With its crema catalana-coloured tiles, whirling ceiling fans and Iberico hams hanging in the window, Copita feels properly Spanish even before you clock the menu. The nicely-burnished bar and the air of not trying too hard doesn’t hurt either. Diners perch on high stools at a choice of wooden counters (tip: if you’re dining solo, try for the one in the window), then settle in to wait for what Copita does best: gently inventive and skilfully cooked tapas.
Almost everything we ate was excellent, from a simple but effective onglet with roasted shallots and chimichurri to a flavour-packed Andalusian chickpea and spinach stew. The black ink squid croquettes will ruin you for any other version, and we adored a plate of broccoli brought to life by gremolata and shaved manchego. The only misfire was a slightly undercooked tentacle and too much enthusiasm with the smoked paprika in an otherwise gutsy dish of octopus with crushed peas and sobrasada.
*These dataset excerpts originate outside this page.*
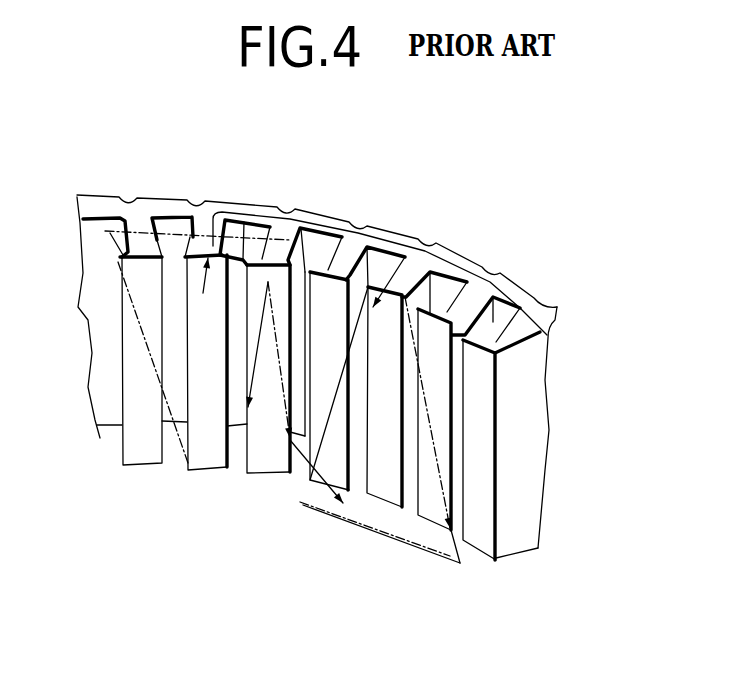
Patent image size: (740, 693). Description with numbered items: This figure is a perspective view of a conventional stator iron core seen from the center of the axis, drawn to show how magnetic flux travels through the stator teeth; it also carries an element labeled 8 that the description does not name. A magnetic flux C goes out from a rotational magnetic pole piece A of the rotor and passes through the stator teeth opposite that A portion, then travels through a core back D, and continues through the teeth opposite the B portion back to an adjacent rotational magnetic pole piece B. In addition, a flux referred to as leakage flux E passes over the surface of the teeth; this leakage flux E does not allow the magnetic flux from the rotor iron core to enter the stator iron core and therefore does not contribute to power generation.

The yoke 8 is at (462, 263).
The rotational magnetic pole piece A is at (246, 426).
The adjacent rotational magnetic pole piece B is at (407, 540).
The magnetic flux C is at (214, 262).
The core back D is at (248, 240).
The leakage flux E is at (318, 425).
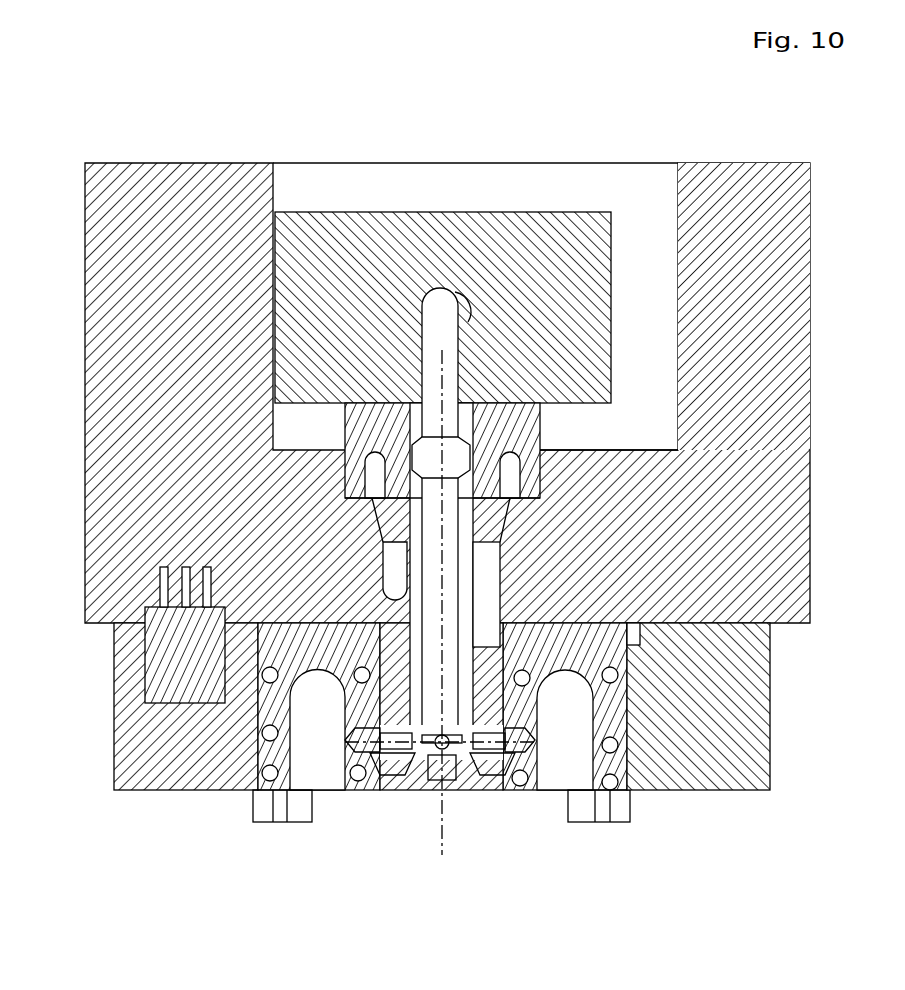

Desserts come paired with by-the-glass suggestions – coffee and burnt milk ice-cream with shortbread plus dolce mataro was a pretty good match, though the ice creams were slightly too subtle for the heavenly raisin taste of the sweet red wine. Drinks in general are a strength: the (Spanish) wines and sherries are all available by the glass (copita). Coffee is excellent, too: the cortado is perfection.
It’s all pretty good value given the location and the quality of the cooking, and you don’t have to order a full meal; the charming staff are happy to serve drinks and a couple of dishes. The background club won’t be to everyone’s taste, but overall, this is a terrific bolthole in the heart of Soho.